21 May 2019
The High Court looks at exemptions to responding to SARs.
A dramatic increase in Subject Access Requests (SARs) is one of the most notable impacts of the GDPR. Data controllers need to understand the extent of their obligations when responding to a SAR and, if they seek to rely on an exemption, to ensure they can defend that reliance.
The High Court upheld a claim that information provided to the claimant in response to a SAR under s7 Data Protection Act 1998, was inadequate and ordered the defendant to respond to the SAR with more detail. In doing so, the Court provided guidance on exemptions and what needs to be disclosed.
While the judgment related to the Data Protection Act 1998 and contains some highly specific circumstances, particularly in terms of the reliability of the defendant, it remains relevant to SARs under the GDPR. It offers guidance on reliance on the privilege, journalism and regulatory activity exemptions, as well as on the identification of sources and other recipients of the data.
The claimant acts as an expert witness in cases involving claims relating to exposure to asbestos. The defendants (an individual and his company) are involved in the manufacture of asbestos and allege that the claimant is involved in a conspiracy to provide false evidence about the risks associated with exposure to white asbestos.
The claimant made a SAR following a complaint made by the first defendant to the General Medical Council (which the Council declined to investigate). The claimant initially claimed that the response to the SAR was inadequate and also claimed a lack of response to notices to stop processing his personal data and for damages caused by that breach.
There was a complex analysis of what the Court should consider but ultimately it focused mainly on whether the SAR had been responded to properly, in particular, whether the defendant was able to rely on claimed exemptions, and on whether the sources and recipients of the data had to be disclosed.
The Court ordered a further SAR response after discussing a number of interesting points (referring to previous guidance and case law):
The journalism exemption
While the journalism exemption is broad, it is not so broad as to cover every expression of opinion and a campaigning purpose is not the same as a journalistic one.

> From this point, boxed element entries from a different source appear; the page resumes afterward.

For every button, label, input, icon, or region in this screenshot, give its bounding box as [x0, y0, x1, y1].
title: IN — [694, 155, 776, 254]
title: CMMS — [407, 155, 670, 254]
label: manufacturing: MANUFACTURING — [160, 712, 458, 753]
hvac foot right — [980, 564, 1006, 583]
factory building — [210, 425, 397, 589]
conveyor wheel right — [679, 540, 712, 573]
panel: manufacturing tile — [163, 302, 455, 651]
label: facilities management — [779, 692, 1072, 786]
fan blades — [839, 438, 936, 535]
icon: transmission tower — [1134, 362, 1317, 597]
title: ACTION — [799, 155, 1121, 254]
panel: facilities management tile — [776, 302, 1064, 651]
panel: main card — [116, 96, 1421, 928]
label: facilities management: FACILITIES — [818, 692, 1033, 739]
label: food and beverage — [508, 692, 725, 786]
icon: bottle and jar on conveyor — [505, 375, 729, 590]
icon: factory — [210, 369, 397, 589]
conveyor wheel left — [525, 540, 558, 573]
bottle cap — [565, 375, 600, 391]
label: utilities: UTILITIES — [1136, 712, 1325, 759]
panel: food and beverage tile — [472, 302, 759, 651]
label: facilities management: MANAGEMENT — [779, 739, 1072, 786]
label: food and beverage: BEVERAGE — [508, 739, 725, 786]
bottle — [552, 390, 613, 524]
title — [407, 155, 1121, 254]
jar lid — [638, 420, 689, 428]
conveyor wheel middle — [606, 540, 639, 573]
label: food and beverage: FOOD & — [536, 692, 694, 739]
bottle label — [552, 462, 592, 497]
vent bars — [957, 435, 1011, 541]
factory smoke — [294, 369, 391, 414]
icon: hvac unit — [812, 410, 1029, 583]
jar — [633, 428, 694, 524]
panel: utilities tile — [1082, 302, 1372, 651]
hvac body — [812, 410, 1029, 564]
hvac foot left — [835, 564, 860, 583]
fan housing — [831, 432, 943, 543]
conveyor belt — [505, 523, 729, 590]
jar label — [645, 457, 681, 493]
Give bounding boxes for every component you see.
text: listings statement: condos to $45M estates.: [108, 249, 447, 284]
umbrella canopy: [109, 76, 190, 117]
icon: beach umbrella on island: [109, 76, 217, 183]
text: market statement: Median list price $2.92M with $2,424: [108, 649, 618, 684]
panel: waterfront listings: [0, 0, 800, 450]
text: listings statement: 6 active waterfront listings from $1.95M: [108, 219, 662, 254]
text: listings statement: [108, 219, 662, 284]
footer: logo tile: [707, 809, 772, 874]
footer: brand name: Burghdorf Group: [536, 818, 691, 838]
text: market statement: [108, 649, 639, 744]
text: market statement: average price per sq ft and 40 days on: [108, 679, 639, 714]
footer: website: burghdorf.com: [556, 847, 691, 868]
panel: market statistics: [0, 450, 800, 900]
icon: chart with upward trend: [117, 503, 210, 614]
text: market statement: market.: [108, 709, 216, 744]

The applicability of the exemption depends on the purposes and state of mind of the data controller which are matters of fact and which require proof, as well as an assessment of the reasonableness of the data controller's beliefs assuming they are established as a matter of fact.
The regulatory exemption
The regulatory exemption most likely applies only to a regulatory body and cannot be claimed by a data controller to whom it has supplied information. It is also a qualified exemption and only applies to the extent to which provision of subject access would be likely to prejudice the proper discharge of regulatory functions.
This is absolute and unqualified and does not depend on proof that the defendants held a reasonable belief in anything. That means that evidence from a solicitor that documents have been reviewed and benefit from the exemption should carry considerable weight.
In this instance, however, the solicitor conducting the review (while not criticised) was found to have relied too heavily on the defendant who was an unreliable source in the Judge's view. The Court also referred to the decision in Starbey GP Ltd v Interbrew Central European Holdings and the fact that the party claiming litigation privilege must establish litigation was reasonably contemplated or anticipated, and not merely a possibility.
Recipients and sources of personal data
The claimant sought disclosure of all the recipients and sources of his personal data held by the defendant. It was held that the defendant had made insufficient disclosure, although the claimant was not necessarily entitled to all the requested data.
The information supplied by the data controller in response to the SAR did not comply with s7 DPA 98 (now Article 15 GDPR) as it did not include information about the nature, status or identities of the persons or companies to whom emails were sent. Where these related to individuals alleged to be the claimant's 'co-conspirators' or 'victims' then they were part of the claimant's personal data and had to be disclosed.
The claimant did not need to know the personal details of persons who had merely received his data. The controller was, however, required to disclose the actual source of data (rather than a description or class of source) in order to comply with s7(1)(c)(ii) DPA98.